What’s the history of cotton in Uganda?
Under colonialism, the British colonial government split Uganda into several regions of agricultural production. Each region focused on producing a specific cash crop: sugar and tea were grown in the central region, the Eastern Region produced sugar, the West produced tea, and the Northern Regions produced cotton and tobacco. After independence, the production of these crops for export prevailed in their given regions, and for many years they were regulated by marketing boards at the national level. During the era of structural adjustment (1980’s) the marketing boards were dismantled as the agriculture market was privatized. However, the cotton value chain remains highly regulated by the Ugandan government. The cotton industry (everything from farming to ginning to exporting) is overseen by the Cotton Development Organization (CDO), which falls under the Ministry of Agriculture. CDO is the only organization allowed to train cotton farmers (or issue certifications or approvals to train) and also approves designated areas for organic cotton production. CDO has formed a very close relationship with our private sector partner, Gulu Agricultural Development Company, and has approved them to train and certify organic cotton farmers in Nwoya and Gulu districts. However, Kitgum remains approved for conventional cotton only.

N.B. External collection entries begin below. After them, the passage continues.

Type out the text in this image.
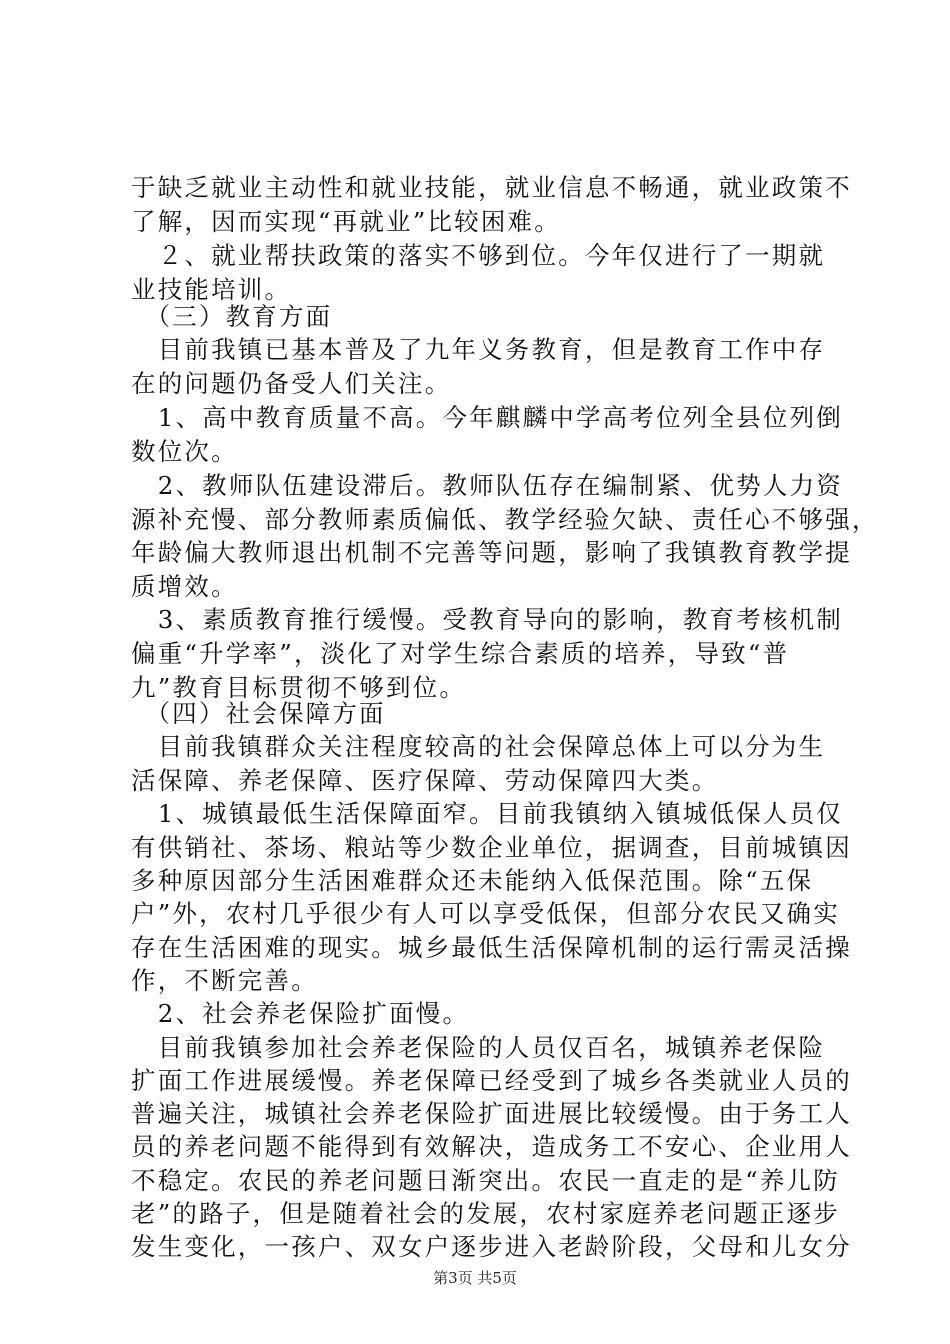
于缺乏就业主动性和就业技能，就业信息不畅通，就业政策不
了解，因而实现“再就业”比较困难。
　２、就业帮扶政策的落实不够到位。今年仅进行了一期就
业技能培训。
　（三）教育方面
　目前我镇已基本普及了九年义务教育，但是教育工作中存
在的问题仍备受人们关注。
　1、高中教育质量不高。今年麒麟中学高考位列全县位列倒
数位次。
　2、教师队伍建设滞后。教师队伍存在编制紧、优势人力资
源补充慢、部分教师素质偏低、教学经验欠缺、责任心不够强，
年龄偏大教师退出机制不完善等问题，影响了我镇教育教学提
质增效。
　3、素质教育推行缓慢。受教育导向的影响，教育考核机制
偏重“升学率”，淡化了对学生综合素质的培养，导致“普
九”教育目标贯彻不够到位。
　（四）社会保障方面
　目前我镇群众关注程度较高的社会保障总体上可以分为生
活保障、养老保障、医疗保障、劳动保障四大类。
　1、城镇最低生活保障面窄。目前我镇纳入镇城低保人员仅
有供销社、茶场、粮站等少数企业单位，据调查，目前城镇因
多种原因部分生活困难群众还未能纳入低保范围。除“五保
户”外，农村几乎很少有人可以享受低保，但部分农民又确实
存在生活困难的现实。城乡最低生活保障机制的运行需灵活操
作，不断完善。
　2、社会养老保险扩面慢。
　目前我镇参加社会养老保险的人员仅百名，城镇养老保险
扩面工作进展缓慢。养老保障已经受到了城乡各类就业人员的
普遍关注，城镇社会养老保险扩面进展比较缓慢。由于务工人
员的养老问题不能得到有效解决，造成务工不安心、企业用人
不稳定。农民的养老问题日渐突出。农民一直走的是“养儿防
老”的路子，但是随着社会的发展，农村家庭养老问题正逐步
发生变化，一孩户、双女户逐步进入老龄阶段，父母和儿女分
第3页 共5页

The Innovations Team spent a few months researching and vetting potential private sector actors to engage in our market linkage pilot. We decided to work with Gulu Agricultural Development Company and the Cotton Development Organization (GADC/CDO). GADC has demonstrated experience and reach. They are extremely well respected in both the agriculture and development sectors within Uganda. They have 10+ years of experience in engaging small-holder farmers and are the leading producers of cotton and organic sesame for export. They also have an outstanding field network system; GADC staff is among the best partner teams we’ve ever encountered. They have an extensive presence in the community — from their office staff to their field team. And the most important component is their dedication to improving the lives of farmers.
So how does it work?
GADC provides training, business owners use their grant money from Village Enterprise to purchase improved seeds, the plants grow and mature, and then GADC buys the cotton directly from the business owners. GADC checks-in with our business owners to ensure that their crops are growing well and provides and assistance that may be necessary. It’s a completely community-based operation because GADC has field teams based in the villages where our business owners are located. Village Enterprise business owners are aware of GADC and know exactly where their cotton will be taken once it’s been harvested. There is no middle-man scamming them or using faulty scales. GADC also takes care of all transportation costs, which eliminates another typical burden farmers face. GADC also offers our business owners the option to take out a loan from them to hire ox and plows, which allows for more productive farming.
GADC is also a completely sustainable business. Once our farmers have sold their cotton, the crop is taken to a factory in Gulu where the cotton is separated from the seeds. The seeds are milled and turned into soap, animal feeds, and fertilizers. There is no waste in this operation.
At this point in the pilot, it is clear that this project is providing business owners with a sense of comfort because they know there is a guaranteed market for their crop. The elimination of this worry encourages them to care for their crops and it also provides time for them to invest their energy into starting other businesses on the side for additional income. Because they know their cotton will be sold, they can take a chance and diversify.
We will have an update for this project in a few months once our business owners have harvested their cotton.